F13 falls into place beside me, smoothing a braid back over her shoulder. In my head, I’ve always called her Rose, because of the color of her hair. I’ve imagined a whole fake life for her, for all of them, always something silly to counteract the harsh reality. For Rose, I pretend that her parents are zookeepers, and growing up she had a pet armadillo named Fernando and monkeys that hung out in her backyard. I pretend her voice sounds as soft as falling petals, because I’ve only ever heard her scream. The Trainers stripped these kids down to a letter and a number, sapped every feeling and thought that belonged to them. I want to see them as humans. I will dream for them, if I have to.
She’s finished wrapping the sheets over her bed with the pointless military precision drilled into us, and takes a moment to straighten out her uniform and make sure that her shirt is properly tucked in. I do the same, smoothing out a wrinkle that’s not there; I’m bursting with the need to move, to rock back and forth on my heels until it’s time to head out and start the day.
Instead, I picture someone pouring plaster under my skin, letting it dry, keeping me trapped in that same stiff pose. It helps. A little. But I’ve been waiting hours to check on Sam. I kept looking toward Olsen during the dinner rotations, ready to be sent to bring her food, to check on her, to be posted there overnight. I tried to do the math in my head of how long I could disappear from my post and go out around back of the building before anyone would notice.
But Olsen never said a word to me, neither did the camp controller who dismissed us for the night and sent us back here. I didn’t exactly expect them to, but I wanted some kind of hint that she’d at least been brought a blanket or water. What happens when she has to go to the bathroom? Do they let her get up and move around for a few minutes at any point during the night? The questions kept my brain from shutting down. I couldn’t escape them, and a part of me felt like I didn’t deserve to.
The only thing I’d been able to do was watch Tildon to make sure he didn’t disappear at any point, but after the dinner rotations? There was no way to know for sure. He could have gone back, slipping out when he should have been returning to his own barracks.
I close my eyes and take a deep breath to steady myself against the flood of violence and flame that filters through my mind.
The door at the far end of the room swings open, and a camp controller strides in, her gaze sweeping over us. I straighten as a PSF moves between the beds, inspecting the cotton for wrinkles and untucked corners. Satisfied, he nods toward her.
“Your assignments for the day are as follows,” the camp controller begins. I listen only long enough to hear that I’m the medical escort, not assigned to Sammy’s cabin block.

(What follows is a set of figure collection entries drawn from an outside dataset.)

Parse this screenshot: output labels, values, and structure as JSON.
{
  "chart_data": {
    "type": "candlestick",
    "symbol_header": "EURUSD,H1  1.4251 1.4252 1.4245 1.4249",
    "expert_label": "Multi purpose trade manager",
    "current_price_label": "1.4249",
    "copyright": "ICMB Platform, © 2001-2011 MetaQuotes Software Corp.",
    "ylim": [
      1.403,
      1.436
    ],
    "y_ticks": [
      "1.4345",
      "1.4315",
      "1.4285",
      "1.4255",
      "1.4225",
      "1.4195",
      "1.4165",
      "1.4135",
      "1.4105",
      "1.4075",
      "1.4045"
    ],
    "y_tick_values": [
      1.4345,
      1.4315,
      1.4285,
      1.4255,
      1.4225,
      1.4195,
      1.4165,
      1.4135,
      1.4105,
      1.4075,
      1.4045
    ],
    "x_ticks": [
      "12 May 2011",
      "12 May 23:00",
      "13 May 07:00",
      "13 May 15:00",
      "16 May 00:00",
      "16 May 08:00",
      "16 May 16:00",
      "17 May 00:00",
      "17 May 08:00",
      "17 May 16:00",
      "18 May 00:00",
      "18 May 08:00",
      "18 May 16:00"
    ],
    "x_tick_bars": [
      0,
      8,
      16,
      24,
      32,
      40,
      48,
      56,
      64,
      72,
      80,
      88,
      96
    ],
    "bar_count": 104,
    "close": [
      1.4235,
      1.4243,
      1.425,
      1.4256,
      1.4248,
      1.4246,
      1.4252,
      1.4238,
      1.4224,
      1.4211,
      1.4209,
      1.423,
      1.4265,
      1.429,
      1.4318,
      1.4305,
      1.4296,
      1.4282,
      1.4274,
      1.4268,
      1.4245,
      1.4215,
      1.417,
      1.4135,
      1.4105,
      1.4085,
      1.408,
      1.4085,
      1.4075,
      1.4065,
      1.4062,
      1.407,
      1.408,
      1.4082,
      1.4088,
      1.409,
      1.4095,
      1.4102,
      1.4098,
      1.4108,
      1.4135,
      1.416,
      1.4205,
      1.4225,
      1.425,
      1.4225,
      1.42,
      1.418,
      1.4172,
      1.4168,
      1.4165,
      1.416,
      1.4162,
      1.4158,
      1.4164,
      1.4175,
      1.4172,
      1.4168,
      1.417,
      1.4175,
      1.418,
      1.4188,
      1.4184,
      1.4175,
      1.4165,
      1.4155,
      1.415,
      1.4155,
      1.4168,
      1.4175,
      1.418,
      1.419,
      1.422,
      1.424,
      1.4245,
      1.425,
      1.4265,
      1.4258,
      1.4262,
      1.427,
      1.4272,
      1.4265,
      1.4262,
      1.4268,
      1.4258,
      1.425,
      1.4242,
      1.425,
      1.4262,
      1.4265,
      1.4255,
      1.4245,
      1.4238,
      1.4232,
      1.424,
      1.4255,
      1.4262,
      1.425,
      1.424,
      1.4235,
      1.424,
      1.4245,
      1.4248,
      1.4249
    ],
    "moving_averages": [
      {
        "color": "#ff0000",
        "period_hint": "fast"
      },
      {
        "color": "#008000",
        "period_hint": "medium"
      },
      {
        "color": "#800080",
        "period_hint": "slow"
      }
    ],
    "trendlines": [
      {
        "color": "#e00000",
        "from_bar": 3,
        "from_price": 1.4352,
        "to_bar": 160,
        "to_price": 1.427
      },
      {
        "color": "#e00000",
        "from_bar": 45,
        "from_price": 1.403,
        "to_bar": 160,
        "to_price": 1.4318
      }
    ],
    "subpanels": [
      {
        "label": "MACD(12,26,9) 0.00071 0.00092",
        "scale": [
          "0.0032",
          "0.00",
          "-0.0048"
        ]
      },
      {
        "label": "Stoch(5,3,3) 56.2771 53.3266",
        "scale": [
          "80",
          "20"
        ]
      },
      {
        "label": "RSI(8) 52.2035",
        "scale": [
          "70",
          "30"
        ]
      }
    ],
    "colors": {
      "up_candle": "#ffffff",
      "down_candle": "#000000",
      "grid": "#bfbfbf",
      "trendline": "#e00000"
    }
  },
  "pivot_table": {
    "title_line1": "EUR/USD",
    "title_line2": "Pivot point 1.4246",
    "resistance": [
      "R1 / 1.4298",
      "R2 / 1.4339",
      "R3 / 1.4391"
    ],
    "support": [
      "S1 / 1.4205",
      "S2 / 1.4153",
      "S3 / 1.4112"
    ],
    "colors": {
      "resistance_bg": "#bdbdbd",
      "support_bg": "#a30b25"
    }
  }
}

A lick of defeat hits me right at my center. I’m babysitting a whole bunch of kids who aren’t her, and, worse, they haven’t rotated me to any of the Blue cabin blocks to confirm for myself that Mia isn’t here.
We follow the camp controller out of the barracks, heading our separate ways. The world around us is still damp and dripping, with the promise of another storm. I’m handed a clipboard with a single sheet of paper listing the names, locations, and times to pick the kids up and walk them over to the Infirmary. At the end of my day, I have an allotted two hours to “assist medical staff” before dinner rotations.